From the vast scale of the Grand Palais to a small Paris nightclub: forced into the virtual space, Chanel's latest women's collection moved to a more intimate and relaxed setting.
Chanel designer Virginie Viard, who took over from Karl Lagerfeld two years ago, has taken the label in the opposite direction to the wildly extravagant ski resort sets and fantasy supermarkets constructed by her storied predecessor.
She has made her mark with a more minimalist approach and her latest show, a winter collection delivered by video due to the pandemic, took the models to Castel, a private St Germain nightclub on the Parisian left bank.
In shining, transparent get-ups, they discard their coats and top up their make-up as they head into the club.
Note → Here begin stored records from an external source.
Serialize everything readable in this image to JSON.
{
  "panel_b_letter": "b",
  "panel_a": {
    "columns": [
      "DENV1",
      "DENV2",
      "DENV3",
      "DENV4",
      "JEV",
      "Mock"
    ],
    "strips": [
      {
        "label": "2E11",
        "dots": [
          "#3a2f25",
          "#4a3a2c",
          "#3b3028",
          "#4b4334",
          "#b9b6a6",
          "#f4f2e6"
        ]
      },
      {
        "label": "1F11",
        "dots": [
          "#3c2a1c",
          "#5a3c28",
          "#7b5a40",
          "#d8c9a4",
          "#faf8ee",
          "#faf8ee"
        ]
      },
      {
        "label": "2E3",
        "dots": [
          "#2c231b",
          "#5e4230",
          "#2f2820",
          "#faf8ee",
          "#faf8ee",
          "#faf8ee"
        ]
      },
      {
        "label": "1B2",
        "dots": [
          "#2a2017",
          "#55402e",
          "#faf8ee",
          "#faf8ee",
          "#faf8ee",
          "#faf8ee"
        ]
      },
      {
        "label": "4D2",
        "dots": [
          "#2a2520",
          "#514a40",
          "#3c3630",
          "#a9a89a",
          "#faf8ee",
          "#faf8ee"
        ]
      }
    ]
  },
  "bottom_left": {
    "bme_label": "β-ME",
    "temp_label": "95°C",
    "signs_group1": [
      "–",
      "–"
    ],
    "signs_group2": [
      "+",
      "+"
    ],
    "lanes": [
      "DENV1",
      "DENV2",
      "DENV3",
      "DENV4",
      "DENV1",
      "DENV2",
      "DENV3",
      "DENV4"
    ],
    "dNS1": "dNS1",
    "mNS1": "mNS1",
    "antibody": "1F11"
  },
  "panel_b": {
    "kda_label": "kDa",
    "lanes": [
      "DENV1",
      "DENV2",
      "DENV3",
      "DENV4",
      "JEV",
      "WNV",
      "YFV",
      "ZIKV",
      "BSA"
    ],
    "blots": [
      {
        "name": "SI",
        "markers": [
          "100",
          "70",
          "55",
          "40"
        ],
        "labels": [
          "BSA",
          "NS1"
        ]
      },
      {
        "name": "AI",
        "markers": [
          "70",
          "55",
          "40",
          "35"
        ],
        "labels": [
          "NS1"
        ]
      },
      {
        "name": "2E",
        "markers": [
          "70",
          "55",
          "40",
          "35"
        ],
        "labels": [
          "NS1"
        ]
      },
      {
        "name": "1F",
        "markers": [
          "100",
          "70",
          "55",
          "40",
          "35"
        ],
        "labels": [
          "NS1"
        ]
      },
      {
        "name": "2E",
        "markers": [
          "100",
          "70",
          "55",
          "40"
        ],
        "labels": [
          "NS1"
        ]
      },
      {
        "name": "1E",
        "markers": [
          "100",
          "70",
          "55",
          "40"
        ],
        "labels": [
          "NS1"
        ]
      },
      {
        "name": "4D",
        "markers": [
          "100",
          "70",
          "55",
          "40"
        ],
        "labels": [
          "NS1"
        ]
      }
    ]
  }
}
The mood is very much "a girls' night out... very sensual," Viard said in the shownotes.
"I love contrasts," she said. "So for voluminous winter clothes, I wanted a small space. I thought about the shows that Karl told me about, back in the day, where the models dressed themselves and did their own make-up."
The buoyant atmosphere is another contrast, given the morose mood of the real world in its pandemic winter and the designs have nods to Lagerfeld muse Stella Tennant, the model and designer who killed herself in December.
But the clothes are all about the glamour of arriving from the cold outdoors into a party: a long tweed coat over bare legs in huge fake-fur, black-buckle boots, or a black tweed pantsuit with blue checks adorned with thin pearl straps and an overlay of long necklaces.
Elsewhere, the vibe combines ski slopes and apres ski: two-tone boots in a puffer material are unzipped to reveal a silver-heeled ankle boot, or quilted ski suits paired with strappy sandals.
"The collection is a mix of two influences: the atmosphere of winter sports, that I love, and a certain idea of Parisian chic from the 1970s up to today," said Viard.